Лобов знал, что Ирина сейчас встанет на кухне перед иконами, откроет какой-нибудь акафист (скорее всего — целителю Пантелеймону) и начнет читать — всем сердцем, как умела только она. И это непременно поможет, вот только надо полежать спокойно с полчасика, закрыв глаза…
Он даже заснул на какой-то миг, по крайней мере, в мозгу успели пронестись какие-то отрывочные, бессвязные сны.
…И вдруг раздался резкий, пронзительный телефонный звонок. Лобов вздрогнул и проснулся. «Сколько раз собирался установить другой сигнал», — подумал он и потянулся к трубке. Вошла Ирина и сказала:
— Тебя Сырцов к телефону.
Лобов скривился в мучительной гримасе и шутливо простонал:
— Ну что за работа, Ирина! Они меня сделают инвалидом.
— Я тебя вылечу. — Она подошла к нему и погладила по голове: — Поговори, работа есть работа. Относиться к ней надо с послушанием.
— Ну, если ты так считаешь… — И снял трубку: — Лобов слушает.
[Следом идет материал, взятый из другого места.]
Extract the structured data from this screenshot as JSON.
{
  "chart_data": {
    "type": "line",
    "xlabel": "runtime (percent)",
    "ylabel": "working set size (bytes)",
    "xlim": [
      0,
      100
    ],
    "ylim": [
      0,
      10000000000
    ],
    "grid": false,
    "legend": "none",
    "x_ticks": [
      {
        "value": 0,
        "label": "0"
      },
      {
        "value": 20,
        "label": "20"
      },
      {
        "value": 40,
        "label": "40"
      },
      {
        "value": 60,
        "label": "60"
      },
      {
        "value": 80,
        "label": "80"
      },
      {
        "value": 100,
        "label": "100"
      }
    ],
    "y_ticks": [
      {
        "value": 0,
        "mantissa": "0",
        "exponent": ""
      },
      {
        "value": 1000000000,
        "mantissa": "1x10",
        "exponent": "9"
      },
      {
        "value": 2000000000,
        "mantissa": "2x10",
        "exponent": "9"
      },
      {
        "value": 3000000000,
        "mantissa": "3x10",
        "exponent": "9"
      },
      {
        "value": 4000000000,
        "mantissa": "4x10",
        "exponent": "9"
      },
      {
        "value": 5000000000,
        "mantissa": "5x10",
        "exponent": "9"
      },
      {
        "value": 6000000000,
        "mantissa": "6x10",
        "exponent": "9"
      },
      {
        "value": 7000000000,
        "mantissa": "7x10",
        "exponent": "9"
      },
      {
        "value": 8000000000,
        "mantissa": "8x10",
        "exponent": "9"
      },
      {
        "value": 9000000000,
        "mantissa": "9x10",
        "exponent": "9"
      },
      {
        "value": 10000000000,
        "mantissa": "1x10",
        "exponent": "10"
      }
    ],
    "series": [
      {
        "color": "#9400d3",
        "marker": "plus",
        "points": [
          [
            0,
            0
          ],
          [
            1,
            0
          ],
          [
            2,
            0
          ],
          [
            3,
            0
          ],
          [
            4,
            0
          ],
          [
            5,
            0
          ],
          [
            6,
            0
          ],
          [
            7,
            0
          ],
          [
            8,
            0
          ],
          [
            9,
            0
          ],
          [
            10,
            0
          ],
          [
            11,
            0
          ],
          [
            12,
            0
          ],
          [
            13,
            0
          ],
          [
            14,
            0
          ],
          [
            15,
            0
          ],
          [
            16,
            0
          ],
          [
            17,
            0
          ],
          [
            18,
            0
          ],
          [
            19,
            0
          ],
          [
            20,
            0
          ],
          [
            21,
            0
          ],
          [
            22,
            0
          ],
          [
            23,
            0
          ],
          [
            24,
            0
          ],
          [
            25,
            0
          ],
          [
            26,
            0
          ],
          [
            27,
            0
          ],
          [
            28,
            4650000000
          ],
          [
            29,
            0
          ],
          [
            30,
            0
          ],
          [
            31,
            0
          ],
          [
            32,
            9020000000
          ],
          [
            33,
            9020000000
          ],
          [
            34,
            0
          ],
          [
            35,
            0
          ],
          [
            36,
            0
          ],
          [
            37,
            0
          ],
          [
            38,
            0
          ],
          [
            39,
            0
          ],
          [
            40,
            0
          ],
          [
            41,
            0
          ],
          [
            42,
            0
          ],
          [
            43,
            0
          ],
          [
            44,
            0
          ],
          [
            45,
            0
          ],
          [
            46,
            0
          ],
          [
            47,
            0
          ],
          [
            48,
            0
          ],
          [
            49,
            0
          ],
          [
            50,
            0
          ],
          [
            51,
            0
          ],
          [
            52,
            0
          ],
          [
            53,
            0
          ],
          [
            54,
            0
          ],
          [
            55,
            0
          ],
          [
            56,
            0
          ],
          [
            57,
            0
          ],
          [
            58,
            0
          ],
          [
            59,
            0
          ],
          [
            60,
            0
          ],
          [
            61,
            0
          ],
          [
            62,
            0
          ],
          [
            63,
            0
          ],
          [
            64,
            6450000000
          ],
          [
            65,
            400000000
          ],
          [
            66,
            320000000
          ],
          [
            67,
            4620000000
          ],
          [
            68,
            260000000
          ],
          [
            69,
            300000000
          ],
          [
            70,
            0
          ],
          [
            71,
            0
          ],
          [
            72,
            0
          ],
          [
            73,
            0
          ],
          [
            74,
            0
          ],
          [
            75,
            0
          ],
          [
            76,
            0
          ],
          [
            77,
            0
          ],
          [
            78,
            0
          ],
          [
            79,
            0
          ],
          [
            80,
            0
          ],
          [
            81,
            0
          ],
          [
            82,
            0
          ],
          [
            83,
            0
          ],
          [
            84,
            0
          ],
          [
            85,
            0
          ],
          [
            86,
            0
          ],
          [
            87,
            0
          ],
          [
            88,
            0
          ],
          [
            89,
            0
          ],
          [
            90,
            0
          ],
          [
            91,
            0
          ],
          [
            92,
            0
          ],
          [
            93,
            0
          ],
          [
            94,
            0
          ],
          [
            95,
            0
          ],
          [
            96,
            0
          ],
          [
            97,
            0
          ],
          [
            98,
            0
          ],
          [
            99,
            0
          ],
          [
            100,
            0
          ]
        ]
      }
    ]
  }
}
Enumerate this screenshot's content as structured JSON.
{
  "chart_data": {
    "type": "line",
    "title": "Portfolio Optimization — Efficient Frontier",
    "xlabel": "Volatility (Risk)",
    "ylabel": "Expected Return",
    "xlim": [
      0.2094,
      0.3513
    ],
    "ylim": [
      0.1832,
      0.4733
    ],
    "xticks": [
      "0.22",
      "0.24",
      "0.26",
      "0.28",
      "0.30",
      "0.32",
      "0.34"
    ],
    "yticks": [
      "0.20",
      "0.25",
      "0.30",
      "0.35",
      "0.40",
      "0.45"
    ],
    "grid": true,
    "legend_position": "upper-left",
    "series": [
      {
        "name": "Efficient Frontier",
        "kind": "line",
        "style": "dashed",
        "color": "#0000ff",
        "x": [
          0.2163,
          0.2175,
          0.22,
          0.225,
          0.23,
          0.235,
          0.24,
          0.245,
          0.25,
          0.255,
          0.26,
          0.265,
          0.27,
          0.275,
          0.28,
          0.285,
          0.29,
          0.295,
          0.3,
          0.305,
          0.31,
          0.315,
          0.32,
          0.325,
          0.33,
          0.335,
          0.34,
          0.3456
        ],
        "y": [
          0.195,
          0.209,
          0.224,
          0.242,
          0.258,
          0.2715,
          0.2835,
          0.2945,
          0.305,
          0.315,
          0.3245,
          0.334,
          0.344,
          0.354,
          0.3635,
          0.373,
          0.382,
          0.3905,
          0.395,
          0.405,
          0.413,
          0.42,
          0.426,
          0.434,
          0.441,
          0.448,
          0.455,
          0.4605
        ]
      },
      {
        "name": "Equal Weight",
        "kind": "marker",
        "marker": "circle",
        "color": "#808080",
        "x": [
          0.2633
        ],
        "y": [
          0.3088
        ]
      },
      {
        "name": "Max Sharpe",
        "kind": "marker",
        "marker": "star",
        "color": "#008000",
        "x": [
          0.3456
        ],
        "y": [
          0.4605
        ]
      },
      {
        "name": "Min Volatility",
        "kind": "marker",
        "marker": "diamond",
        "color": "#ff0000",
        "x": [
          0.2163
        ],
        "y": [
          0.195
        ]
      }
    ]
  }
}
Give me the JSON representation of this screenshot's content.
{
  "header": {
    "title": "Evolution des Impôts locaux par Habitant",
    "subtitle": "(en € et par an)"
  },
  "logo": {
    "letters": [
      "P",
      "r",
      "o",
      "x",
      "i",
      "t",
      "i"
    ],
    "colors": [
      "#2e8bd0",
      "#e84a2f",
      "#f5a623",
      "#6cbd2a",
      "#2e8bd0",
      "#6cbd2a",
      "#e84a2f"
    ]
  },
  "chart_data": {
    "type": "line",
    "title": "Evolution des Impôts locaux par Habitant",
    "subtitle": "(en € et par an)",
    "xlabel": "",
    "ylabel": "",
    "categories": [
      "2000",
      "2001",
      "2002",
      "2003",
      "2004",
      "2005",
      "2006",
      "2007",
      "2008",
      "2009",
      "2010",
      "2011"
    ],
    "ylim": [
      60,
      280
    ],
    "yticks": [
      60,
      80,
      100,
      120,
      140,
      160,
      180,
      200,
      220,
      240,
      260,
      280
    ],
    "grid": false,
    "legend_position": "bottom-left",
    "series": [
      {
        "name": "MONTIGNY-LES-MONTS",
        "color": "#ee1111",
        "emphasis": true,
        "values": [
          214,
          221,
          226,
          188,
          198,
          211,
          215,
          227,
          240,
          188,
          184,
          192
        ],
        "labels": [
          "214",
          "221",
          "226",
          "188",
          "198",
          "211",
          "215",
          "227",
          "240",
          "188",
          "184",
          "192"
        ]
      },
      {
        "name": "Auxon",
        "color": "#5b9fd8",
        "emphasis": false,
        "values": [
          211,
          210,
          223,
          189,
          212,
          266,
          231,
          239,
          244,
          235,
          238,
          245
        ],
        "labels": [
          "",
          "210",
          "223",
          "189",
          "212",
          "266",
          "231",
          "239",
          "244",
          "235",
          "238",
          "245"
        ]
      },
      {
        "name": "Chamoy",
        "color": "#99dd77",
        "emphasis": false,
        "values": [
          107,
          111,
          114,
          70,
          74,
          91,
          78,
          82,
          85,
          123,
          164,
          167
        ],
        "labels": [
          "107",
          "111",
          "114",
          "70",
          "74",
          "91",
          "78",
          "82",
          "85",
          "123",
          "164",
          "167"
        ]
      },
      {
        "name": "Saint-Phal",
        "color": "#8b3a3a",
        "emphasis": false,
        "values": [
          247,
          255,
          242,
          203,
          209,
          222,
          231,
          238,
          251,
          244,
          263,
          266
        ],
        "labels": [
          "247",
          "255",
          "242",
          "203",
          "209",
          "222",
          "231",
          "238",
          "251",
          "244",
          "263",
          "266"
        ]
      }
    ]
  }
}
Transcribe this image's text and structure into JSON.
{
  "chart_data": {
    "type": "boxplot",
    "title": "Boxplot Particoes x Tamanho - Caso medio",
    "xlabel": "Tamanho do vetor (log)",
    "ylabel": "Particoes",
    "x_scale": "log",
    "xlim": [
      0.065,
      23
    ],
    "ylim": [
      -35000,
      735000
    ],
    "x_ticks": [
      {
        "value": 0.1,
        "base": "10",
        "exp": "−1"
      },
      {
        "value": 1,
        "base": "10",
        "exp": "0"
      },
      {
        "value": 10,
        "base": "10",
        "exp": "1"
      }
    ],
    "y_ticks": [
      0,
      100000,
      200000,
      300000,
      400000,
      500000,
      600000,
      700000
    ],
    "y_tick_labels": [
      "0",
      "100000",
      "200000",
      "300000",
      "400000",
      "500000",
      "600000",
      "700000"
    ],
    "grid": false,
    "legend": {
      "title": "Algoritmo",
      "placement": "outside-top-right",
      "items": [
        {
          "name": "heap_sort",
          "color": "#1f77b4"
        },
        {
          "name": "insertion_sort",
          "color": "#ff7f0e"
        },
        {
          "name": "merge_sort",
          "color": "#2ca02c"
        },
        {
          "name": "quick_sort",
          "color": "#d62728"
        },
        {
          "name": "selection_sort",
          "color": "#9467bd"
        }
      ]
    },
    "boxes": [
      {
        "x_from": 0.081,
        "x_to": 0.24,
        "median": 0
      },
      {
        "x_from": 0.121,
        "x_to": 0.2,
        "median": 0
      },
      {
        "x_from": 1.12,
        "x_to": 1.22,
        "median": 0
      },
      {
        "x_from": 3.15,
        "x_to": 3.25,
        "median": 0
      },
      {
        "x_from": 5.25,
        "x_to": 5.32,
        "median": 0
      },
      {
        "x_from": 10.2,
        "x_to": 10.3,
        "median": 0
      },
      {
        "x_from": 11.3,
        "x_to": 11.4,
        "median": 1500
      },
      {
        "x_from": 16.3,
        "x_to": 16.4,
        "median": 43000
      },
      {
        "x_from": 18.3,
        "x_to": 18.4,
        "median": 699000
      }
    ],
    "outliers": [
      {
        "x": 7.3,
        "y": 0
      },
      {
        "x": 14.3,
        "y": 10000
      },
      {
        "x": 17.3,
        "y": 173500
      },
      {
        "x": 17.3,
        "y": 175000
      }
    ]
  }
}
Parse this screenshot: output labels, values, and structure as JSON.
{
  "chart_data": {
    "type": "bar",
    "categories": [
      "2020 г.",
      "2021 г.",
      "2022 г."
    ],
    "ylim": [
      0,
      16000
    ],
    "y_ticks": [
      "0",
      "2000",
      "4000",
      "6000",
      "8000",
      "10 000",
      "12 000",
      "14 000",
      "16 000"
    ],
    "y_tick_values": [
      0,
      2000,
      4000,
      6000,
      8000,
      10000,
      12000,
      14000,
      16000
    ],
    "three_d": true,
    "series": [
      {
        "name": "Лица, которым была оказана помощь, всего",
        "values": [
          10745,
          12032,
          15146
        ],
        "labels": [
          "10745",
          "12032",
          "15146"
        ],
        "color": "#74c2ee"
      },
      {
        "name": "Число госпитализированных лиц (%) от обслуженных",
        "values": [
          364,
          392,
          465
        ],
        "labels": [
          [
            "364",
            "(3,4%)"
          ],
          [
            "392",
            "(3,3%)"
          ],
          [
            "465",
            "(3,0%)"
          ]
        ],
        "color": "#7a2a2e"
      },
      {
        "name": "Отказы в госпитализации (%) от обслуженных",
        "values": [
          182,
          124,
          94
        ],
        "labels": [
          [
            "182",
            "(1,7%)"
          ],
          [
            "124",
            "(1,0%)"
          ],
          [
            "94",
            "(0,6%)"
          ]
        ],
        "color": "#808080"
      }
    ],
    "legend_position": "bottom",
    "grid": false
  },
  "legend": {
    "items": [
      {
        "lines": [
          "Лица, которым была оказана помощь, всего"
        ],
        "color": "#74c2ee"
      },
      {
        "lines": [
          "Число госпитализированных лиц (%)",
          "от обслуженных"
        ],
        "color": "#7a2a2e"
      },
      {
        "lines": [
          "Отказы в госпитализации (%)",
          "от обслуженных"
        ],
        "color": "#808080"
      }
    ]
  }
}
Через секунду-другую он понял, что поспать этой ночью вряд ли удастся. Положил трубку, поднялся и, скорчив кислую детскую рожицу, указал на телефон:
— Вот! Говорил ведь, доведут!
— Как твоя голова? — спросила Ирина.
— Спасибо. Твоими молитвами, — и поцеловал жену.
— Что случилось?
— Самоубийство. Писатель Купцов повесился.
— Купцов?!
— Да, он самый, — Лобов указал на книжную полку, где выстроились в ряд около двадцати книг его любимого автора. — Сейчас Сырцов заедет за мной. Это, видимо, надолго. Извини. В который раз говорю тебе это. Не знаю, простишь ли…
— Да уж, придется ложиться в холодную постель, — хитро улыбнулась Ирина.
— Ничего подобного! Она согрета моим горячим сердцем!
— Собирайся, балабошка! — Жена распахнула платяной шкаф и протянула ему костюм…
Когда Лобов вышел из подъезда, он увидел резкий свет автомобильных фар — подъезжала оперативная бригада.
— Готов? Хорошо, садись побыстрее, — кивнул ему с переднего сиденья следователь Сырцов. — Ехать недалеко. Писатель не любил центр и жил поблизости.
Лобов открыл дверцу салона «Газели» и протиснулся на свободное место. Кроме него, на место происшествия ехали оперуполномоченный, врач-судмедэксперт, два милиционера.